Occidente Punto Com
Occidente Punto Com
di TOMMASO CERNO
Come se ciò che succede nel mondo non ci riguardasse davvero, come se in un tempo così travagliato come il nostro, fosse possibile che le cose andassero come andavano prima, nessuno si domanda quale sarà il risultato politico delle recenti scoperte scientifiche. Parliamo dell’intelligenza artificiale, come se fossimo noi a decidere dove e come collocarla nella società. E ci arrovelliamo sulla grande sfida del lavoro, i posti a rischio, la mutazione della catena produttiva. E perché lo facciamo? Perché in fondo quella mutazione ci spaventa ma ci è già nota, perché l’uomo ha già affrontato la sostituzione di se stesso con la macchina. Macchine prima meccaniche, poi analogiche, poi digitali. Ma sempre macchine. La nostra mente vede solo lì il cambiamento per il pianeta. Sa che sarà deflagrante, certo, sa che difficilissimo sarà correre ai ripari in tempo. Ma in qualche modo lo percepisce come consueto, come già visto. E si applica nel comprenderne le proporzioni. Perfino il Parlamento, che si queste cose solitamente arriva tardi, è in nanticipo su tutti, Su quell’Europa che ci bacchetta, ma poi su certi temi viaggia più lenta di noi. La commissione Lavoro di Momntecitorio guidata da Walter Rizzetto ha preparato un dossier per l’Aula. Buona cosa.
Ciò che fingiamo di non vedere è il rovescio di questa mutazione. E cioè l’impatto che l’intelligenza artificiale avrà sulla politica, su quelle campagne elettorali che nei decenni si sono all’apparenza “personalizzate”, quindi umanizzate, tratteggiando i programmi e gli slogan sulla figura dei leader, ma in verità hanno già cominciato a cedere ad altri parte dell’esito nelle urne. Al web. Ai social. Al mondo sommerso dell’informazione digitale non tradizionale. Fra ipotesi di frode, fake news, scandali pilotati ad arte. E anche in un clima surriscaldato da agenti esterni, da scelte esogene al sistema democratico.

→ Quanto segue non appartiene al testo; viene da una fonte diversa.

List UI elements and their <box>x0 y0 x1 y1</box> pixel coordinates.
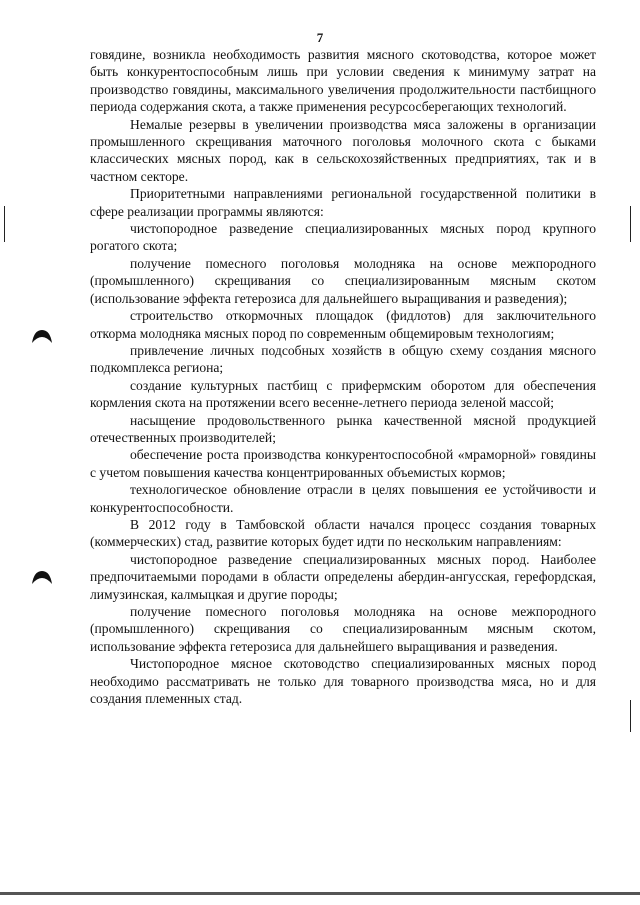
list-item: строительство откормочных площадок (фидлотов) для заключительного откорма молодняка мясных пород по современным общемировым технологиям; <box>90 308 596 341</box>
list-item: технологическое обновление отрасли в целях повышения ее устойчивости и конкурентоспособности. <box>90 482 596 515</box>
page-number: 7 <box>316 30 324 45</box>
punch-hole-mark-bottom <box>30 569 54 585</box>
paragraph: Немалые резервы в увеличении производства мяса заложены в организации промышленного скрещивания маточного поголовья молочного скота с быками классических мясных пород, как в сельскохозяйственных предприятиях, так и в частном секторе. <box>90 116 596 184</box>
punch-hole-mark-top <box>30 328 54 344</box>
paragraph: В 2012 году в Тамбовской области начался процесс создания товарных (коммерческих) стад, развитие которых будет идти по нескольким направлениям: <box>90 516 596 550</box>
list-item: создание культурных пастбищ с прифермским оборотом для обеспечения кормления скота на протяжении всего весенне-летнего периода зеленой массой; <box>90 377 596 411</box>
paragraph: говядине, возникла необходимость развития мясного скотоводства, которое может быть конкурентоспособным лишь при условии сведения к минимуму затрат на производство говядины, максимального увеличения продолжительности пастбищного периода содержания скота, а также применения ресурсосберегающих технологий. <box>90 47 596 115</box>
list-item: обеспечение роста производства конкурентоспособной «мраморной» говядины с учетом повышения качества концентрированных объемистых кормов; <box>90 447 596 480</box>
list-item: чистопородное разведение специализированных мясных пород. Наиболее предпочитаемыми породами в области определены абердин-ангусская, герефордская, лимузинская, калмыцкая и другие породы; <box>90 551 596 602</box>
document-body <box>90 46 596 707</box>
paragraph: Чистопородное мясное скотоводство специализированных мясных пород необходимо рассматривать не только для товарного производства мяса, но и для создания племенных стад. <box>90 656 596 707</box>
right-margin-line <box>630 206 631 242</box>
list-item: насыщение продовольственного рынка качественной мясной продукцией отечественных производителей; <box>90 412 596 445</box>
scan-bottom-edge <box>0 892 640 895</box>
right-margin-line-lower <box>630 700 631 732</box>
paragraph: Приоритетными направлениями региональной государственной политики в сфере реализации программы являются: <box>90 186 596 219</box>
left-margin-line <box>4 206 5 242</box>
list-item: чистопородное разведение специализированных мясных пород крупного рогатого скота; <box>90 221 596 254</box>
list-item: привлечение личных подсобных хозяйств в общую схему создания мясного подкомплекса региона; <box>90 342 596 376</box>
list-item: получение помесного поголовья молодняка на основе межпородного (промышленного) скрещивания со специализированным мясным скотом, использование эффекта гетерозиса для дальнейшего выращивания и разведения. <box>90 604 596 654</box>
list-item: получение помесного поголовья молодняка на основе межпородного (промышленного) скрещивания со специализированным мясным скотом (использование эффекта гетерозиса для дальнейшего выращивания и разведения); <box>90 255 596 306</box>
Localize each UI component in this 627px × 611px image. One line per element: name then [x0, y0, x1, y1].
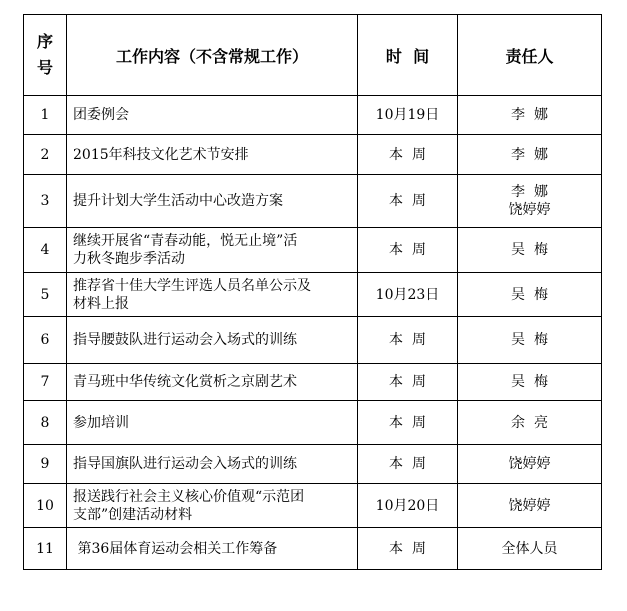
row-owner — [458, 228, 602, 273]
table-row — [24, 175, 602, 228]
row-serial-number: 9 — [24, 445, 67, 484]
row-serial-number: 1 — [24, 96, 67, 135]
row-owner-line: 饶婷婷 — [508, 456, 551, 472]
table-row — [24, 135, 602, 175]
table-row — [24, 445, 602, 484]
header-row — [24, 15, 602, 96]
row-time: 本 周 — [358, 401, 458, 445]
work-schedule-table — [23, 14, 602, 570]
row-task — [67, 528, 358, 570]
row-serial-number: 5 — [24, 273, 67, 317]
table-row — [24, 96, 602, 135]
row-owner-line: 吴 梅 — [511, 332, 548, 348]
table-body — [24, 96, 602, 570]
row-time: 本 周 — [358, 317, 458, 364]
row-task-line: 推荐省十佳大学生评选人员名单公示及 — [73, 277, 311, 294]
row-task — [67, 364, 358, 401]
row-task — [67, 175, 358, 228]
row-time: 本 周 — [358, 135, 458, 175]
header-serial-number — [24, 15, 67, 96]
row-serial-number: 2 — [24, 135, 67, 175]
row-task-line: 青马班中华传统文化赏析之京剧艺术 — [73, 374, 297, 390]
row-owner — [458, 401, 602, 445]
row-task-line: 团委例会 — [73, 107, 129, 123]
row-owner-line: 李 娜 — [511, 184, 548, 200]
row-task-line: 指导国旗队进行运动会入场式的训练 — [73, 456, 297, 472]
row-task-line: 第36届体育运动会相关工作筹备 — [73, 540, 278, 557]
row-time: 本 周 — [358, 364, 458, 401]
row-serial-number: 8 — [24, 401, 67, 445]
table-row — [24, 401, 602, 445]
row-owner — [458, 528, 602, 570]
row-owner-line: 饶婷婷 — [508, 497, 551, 514]
row-owner-line: 李 娜 — [511, 146, 548, 163]
row-time: 10月23日 — [358, 273, 458, 317]
row-serial-number: 11 — [24, 528, 67, 570]
row-time: 本 周 — [358, 445, 458, 484]
row-time: 本 周 — [358, 175, 458, 228]
row-task-line: 报送践行社会主义核心价值观“示范团 — [73, 488, 305, 505]
row-serial-number: 6 — [24, 317, 67, 364]
row-task — [67, 401, 358, 445]
row-time: 本 周 — [358, 228, 458, 273]
table-row — [24, 364, 602, 401]
table-row — [24, 228, 602, 273]
row-owner — [458, 364, 602, 401]
row-task — [67, 445, 358, 484]
header-task: 工作内容（不含常规工作） — [67, 15, 358, 96]
row-serial-number: 10 — [24, 484, 67, 528]
row-task-line: 材料上报 — [73, 295, 129, 312]
table-row — [24, 484, 602, 528]
row-time: 本 周 — [358, 528, 458, 570]
row-task-line: 支部”创建活动材料 — [73, 506, 193, 523]
row-owner-line: 余 亮 — [511, 414, 548, 431]
row-owner — [458, 273, 602, 317]
row-task — [67, 484, 358, 528]
row-time: 10月19日 — [358, 96, 458, 135]
row-task — [67, 135, 358, 175]
row-owner — [458, 484, 602, 528]
row-time: 10月20日 — [358, 484, 458, 528]
row-serial-number: 7 — [24, 364, 67, 401]
row-owner-line: 吴 梅 — [511, 286, 548, 303]
row-owner-line: 李 娜 — [511, 107, 548, 123]
row-task — [67, 273, 358, 317]
row-task-line: 指导腰鼓队进行运动会入场式的训练 — [73, 332, 297, 348]
row-task — [67, 96, 358, 135]
row-task — [67, 228, 358, 273]
row-serial-number: 4 — [24, 228, 67, 273]
table-row — [24, 273, 602, 317]
row-task — [67, 317, 358, 364]
row-owner-line: 吴 梅 — [511, 242, 548, 258]
header-serial-line-1: 序 — [36, 32, 53, 51]
row-owner-line: 全体人员 — [501, 540, 558, 557]
table-row — [24, 528, 602, 570]
row-owner — [458, 445, 602, 484]
table-row — [24, 317, 602, 364]
row-task-line: 继续开展省“青春动能，悦无止境”活 — [73, 233, 298, 249]
row-owner — [458, 317, 602, 364]
row-owner — [458, 175, 602, 228]
row-task-line: 力秋冬跑步季活动 — [73, 251, 185, 267]
row-owner — [458, 135, 602, 175]
row-task-line: 参加培训 — [73, 414, 129, 431]
row-owner — [458, 96, 602, 135]
row-task-line: 提升计划大学生活动中心改造方案 — [73, 193, 283, 209]
header-serial-line-2: 号 — [36, 58, 53, 77]
header-time: 时 间 — [358, 15, 458, 96]
row-task-line: 2015年科技文化艺术节安排 — [73, 146, 249, 163]
header-owner: 责任人 — [458, 15, 602, 96]
row-owner-line: 饶婷婷 — [508, 202, 551, 218]
row-serial-number: 3 — [24, 175, 67, 228]
row-owner-line: 吴 梅 — [511, 374, 548, 390]
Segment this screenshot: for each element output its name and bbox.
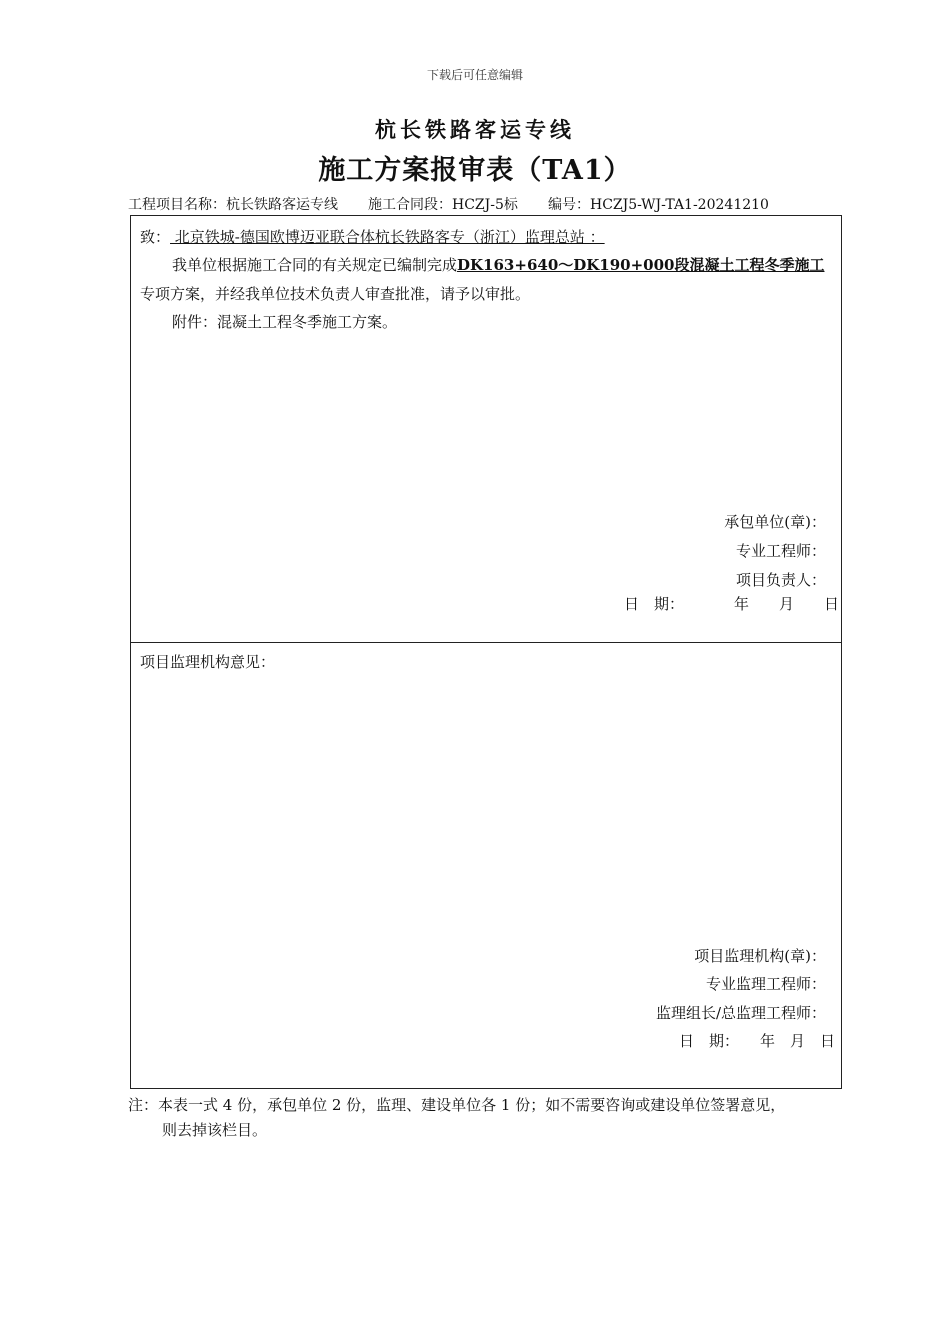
footnote-line-1: 注：本表一式 4 份，承包单位 2 份，监理、建设单位各 1 份；如不需要咨询或建设单位签署意见， xyxy=(128,1096,786,1114)
chief-supervisor-label: 监理组长/总监理工程师： xyxy=(655,1004,826,1022)
lower-date-label: 日 期： xyxy=(679,1032,740,1050)
body-highlight: DK163+640～DK190+000段混凝土工程冬季施工 xyxy=(457,256,825,274)
project-name: 工程项目名称：杭长铁路客运专线 xyxy=(128,197,338,213)
recipient-label: 致： xyxy=(140,228,171,246)
upper-date-value: 年 月 日 xyxy=(734,595,840,613)
supervision-seal-label: 项目监理机构(章)： xyxy=(694,947,826,965)
body-line-1 xyxy=(172,254,825,275)
body-prefix: 我单位根据施工合同的有关规定已编制完成 xyxy=(172,256,458,274)
body-line-2: 专项方案，并经我单位技术负责人审查批准，请予以审批。 xyxy=(140,285,531,303)
project-manager-label: 项目负责人： xyxy=(735,571,826,589)
upper-date-label: 日 期： xyxy=(624,595,685,613)
document-number: 编号：HCZJ5-WJ-TA1-20241210 xyxy=(548,197,769,213)
section-divider xyxy=(130,642,842,643)
attachment-line: 附件：混凝土工程冬季施工方案。 xyxy=(172,313,398,331)
footnote-line-2: 则去掉该栏目。 xyxy=(162,1121,268,1139)
contractor-seal-label: 承包单位(章)： xyxy=(724,513,826,531)
supervision-opinion-label: 项目监理机构意见： xyxy=(140,653,276,671)
professional-engineer-label: 专业工程师： xyxy=(735,542,826,560)
contract-section: 施工合同段：HCZJ-5标 xyxy=(368,197,518,213)
page-title: 施工方案报审表（TA1） xyxy=(318,155,632,186)
header-note: 下载后可任意编辑 xyxy=(426,68,523,82)
title-line-1: 杭长铁路客运专线 xyxy=(375,117,575,142)
recipient-value: 北京铁城-德国欧博迈亚联合体杭长铁路客专（浙江）监理总站 ： xyxy=(170,228,605,246)
supervision-engineer-label: 专业监理工程师： xyxy=(705,975,826,993)
recipient-line xyxy=(140,226,605,247)
lower-date-value: 年 月 日 xyxy=(760,1032,836,1050)
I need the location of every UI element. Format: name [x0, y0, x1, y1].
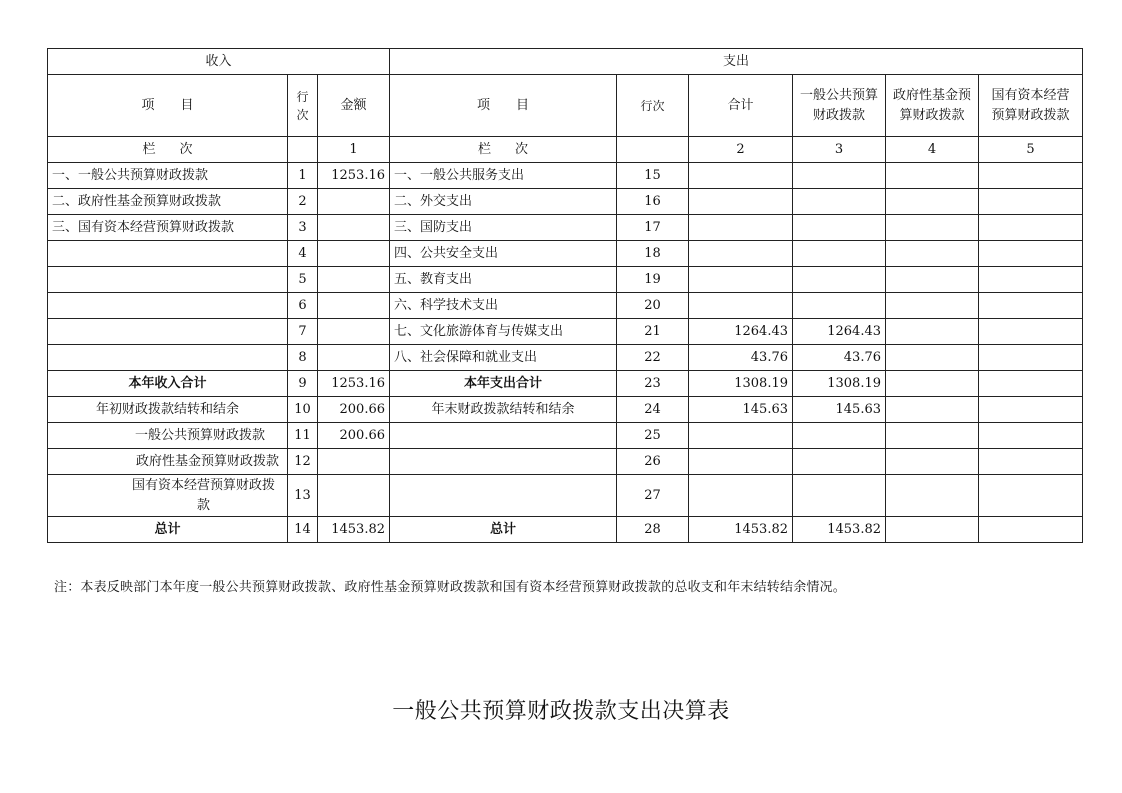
income-amount	[318, 345, 390, 371]
col-number-4: 4	[886, 137, 979, 163]
income-amount	[318, 215, 390, 241]
income-amount: 1253.16	[318, 371, 390, 397]
table-row	[48, 267, 1083, 293]
fund-budget-amount	[886, 241, 979, 267]
fund-budget-amount	[886, 449, 979, 475]
expense-item: 五、教育支出	[390, 267, 617, 293]
table-row	[48, 215, 1083, 241]
col-number-2: 2	[689, 137, 793, 163]
state-capital-amount	[979, 241, 1083, 267]
expense-item: 二、外交支出	[390, 189, 617, 215]
state-capital-amount	[979, 189, 1083, 215]
expense-total: 145.63	[689, 397, 793, 423]
income-row-no: 10	[288, 397, 318, 423]
expense-row-no: 17	[617, 215, 689, 241]
expense-item	[390, 475, 617, 517]
fund-budget-amount	[886, 345, 979, 371]
state-capital-amount	[979, 215, 1083, 241]
expense-total	[689, 241, 793, 267]
income-amount: 1453.82	[318, 517, 390, 543]
income-item	[48, 319, 288, 345]
income-row-no: 3	[288, 215, 318, 241]
fund-budget-amount	[886, 189, 979, 215]
expense-total	[689, 423, 793, 449]
income-column-label: 栏次	[48, 137, 288, 163]
fund-budget-amount	[886, 267, 979, 293]
general-budget-amount: 43.76	[793, 345, 886, 371]
state-capital-amount	[979, 293, 1083, 319]
state-capital-amount	[979, 423, 1083, 449]
income-item: 本年收入合计	[48, 371, 288, 397]
blank-cell	[288, 137, 318, 163]
state-capital-header: 国有资本经营预算财政拨款	[991, 87, 1070, 123]
income-item: 年初财政拨款结转和结余	[48, 397, 288, 423]
expense-row-no: 19	[617, 267, 689, 293]
general-budget-amount	[793, 241, 886, 267]
expense-total: 1308.19	[689, 371, 793, 397]
table-row	[48, 189, 1083, 215]
col-number-3: 3	[793, 137, 886, 163]
income-amount	[318, 189, 390, 215]
expense-item: 四、公共安全支出	[390, 241, 617, 267]
table-body	[48, 163, 1083, 543]
general-budget-amount	[793, 475, 886, 517]
fund-budget-amount	[886, 517, 979, 543]
expense-row-no: 25	[617, 423, 689, 449]
expense-column-label: 栏次	[390, 137, 617, 163]
general-budget-amount: 1453.82	[793, 517, 886, 543]
expense-total-header: 合计	[689, 75, 793, 137]
expense-item: 一、一般公共服务支出	[390, 163, 617, 189]
state-capital-amount	[979, 397, 1083, 423]
expense-total	[689, 163, 793, 189]
expense-total	[689, 449, 793, 475]
expense-item: 年末财政拨款结转和结余	[390, 397, 617, 423]
general-budget-amount: 145.63	[793, 397, 886, 423]
income-header: 收入	[48, 49, 390, 75]
expense-row-no: 22	[617, 345, 689, 371]
state-capital-amount	[979, 475, 1083, 517]
fund-budget-amount	[886, 215, 979, 241]
income-row-no: 2	[288, 189, 318, 215]
fund-budget-header: 政府性基金预算财政拨款	[892, 87, 971, 123]
expense-row-no: 27	[617, 475, 689, 517]
income-row-no: 6	[288, 293, 318, 319]
income-amount	[318, 449, 390, 475]
fund-budget-amount	[886, 423, 979, 449]
income-row-no: 9	[288, 371, 318, 397]
income-item: 一般公共预算财政拨款	[48, 423, 288, 449]
state-capital-amount	[979, 517, 1083, 543]
expense-total: 43.76	[689, 345, 793, 371]
income-item	[48, 241, 288, 267]
next-table-title: 一般公共预算财政拨款支出决算表	[392, 699, 730, 724]
income-item: 国有资本经营预算财政拨款	[48, 475, 288, 517]
general-budget-amount	[793, 189, 886, 215]
general-budget-amount	[793, 423, 886, 449]
income-row-no: 14	[288, 517, 318, 543]
expense-row-no: 15	[617, 163, 689, 189]
state-capital-amount	[979, 449, 1083, 475]
income-item-header: 项 目	[48, 75, 288, 137]
expense-total	[689, 189, 793, 215]
general-header-cell	[793, 75, 886, 137]
table-row	[48, 371, 1083, 397]
table-row	[48, 449, 1083, 475]
general-budget-amount: 1264.43	[793, 319, 886, 345]
blank-cell	[617, 137, 689, 163]
income-row-no: 4	[288, 241, 318, 267]
general-budget-amount: 1308.19	[793, 371, 886, 397]
table-row	[48, 163, 1083, 189]
header-row-top	[48, 49, 1083, 75]
income-row-no: 12	[288, 449, 318, 475]
expense-total	[689, 267, 793, 293]
income-item: 政府性基金预算财政拨款	[48, 449, 288, 475]
state-capital-amount	[979, 345, 1083, 371]
expense-total	[689, 293, 793, 319]
income-row-no-header: 行次	[296, 89, 309, 122]
table-row	[48, 423, 1083, 449]
general-budget-amount	[793, 267, 886, 293]
expense-item: 三、国防支出	[390, 215, 617, 241]
expense-row-no: 21	[617, 319, 689, 345]
general-budget-amount	[793, 449, 886, 475]
expense-row-no: 24	[617, 397, 689, 423]
income-item: 一、一般公共预算财政拨款	[48, 163, 288, 189]
expense-item	[390, 423, 617, 449]
expense-header: 支出	[390, 49, 1083, 75]
income-row-no: 7	[288, 319, 318, 345]
income-item: 三、国有资本经营预算财政拨款	[48, 215, 288, 241]
income-amount-header: 金额	[318, 75, 390, 137]
expense-row-no-header: 行次	[617, 75, 689, 137]
income-row-no: 1	[288, 163, 318, 189]
expense-row-no: 20	[617, 293, 689, 319]
state-capital-amount	[979, 319, 1083, 345]
income-amount	[318, 293, 390, 319]
expense-item: 八、社会保障和就业支出	[390, 345, 617, 371]
table-row	[48, 397, 1083, 423]
expense-row-no: 23	[617, 371, 689, 397]
fund-budget-amount	[886, 475, 979, 517]
state-header-cell	[979, 75, 1083, 137]
general-budget-header: 一般公共预算财政拨款	[799, 87, 878, 123]
state-capital-amount	[979, 163, 1083, 189]
expense-row-no: 26	[617, 449, 689, 475]
fund-budget-amount	[886, 163, 979, 189]
income-item	[48, 267, 288, 293]
expense-item: 本年支出合计	[390, 371, 617, 397]
income-item: 二、政府性基金预算财政拨款	[48, 189, 288, 215]
table-row	[48, 241, 1083, 267]
fund-budget-amount	[886, 371, 979, 397]
income-row-no: 8	[288, 345, 318, 371]
expense-item: 六、科学技术支出	[390, 293, 617, 319]
general-budget-amount	[793, 293, 886, 319]
table-note: 注：本表反映部门本年度一般公共预算财政拨款、政府性基金预算财政拨款和国有资本经营预算财政拨款的总收支和年末结转结余情况。	[54, 580, 847, 595]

Abbiamo letto e scritto per mesi del ruolo della Russia e di Putin alle politiche del 2018. Abbiamo abbaiato alla Luna su quelle del 2022. Ma non ci siamo posti il problema di una intelligenza artificiale che, intervenendo nel processo democratico a diversi livelli diventi soggetto capace di costruire e distruggere la “politica”, diventi un “agente elettorale”, capace di condizionare i comportamenti degli elettori dentro e fuori le urne. E in grado dunque di incidere, se non di determinare, un risultato finale diverso da quello che sarebbe stato senza questa invenzione dell’uomo.
Ci hanno cominciato a pensare negli Stati Uniti d’America. Dove fra poco più di un anno, nel novembre 2024 si sceglierà il presidente del paese che ancora oggi è il più forte del mondo in campo economico, politico e militare. E la scelta non sarà solo fra Biden e Trump, o fra chi fra altri candidati andrà alla sfida finale. Perché, e qui sta il vero rischio secondo l’intelligence statunitense, è evidente che l’impatto di un nuovo fattore sulla gestione del consenso significhi un intervento esterno imprevedibile nel definire proprio l’uomo, quindi il governo e la visione, con cui l’America dovrà gestire l’impatto dell’intelligenza artificiale stessa sulla società reale e sull’economia.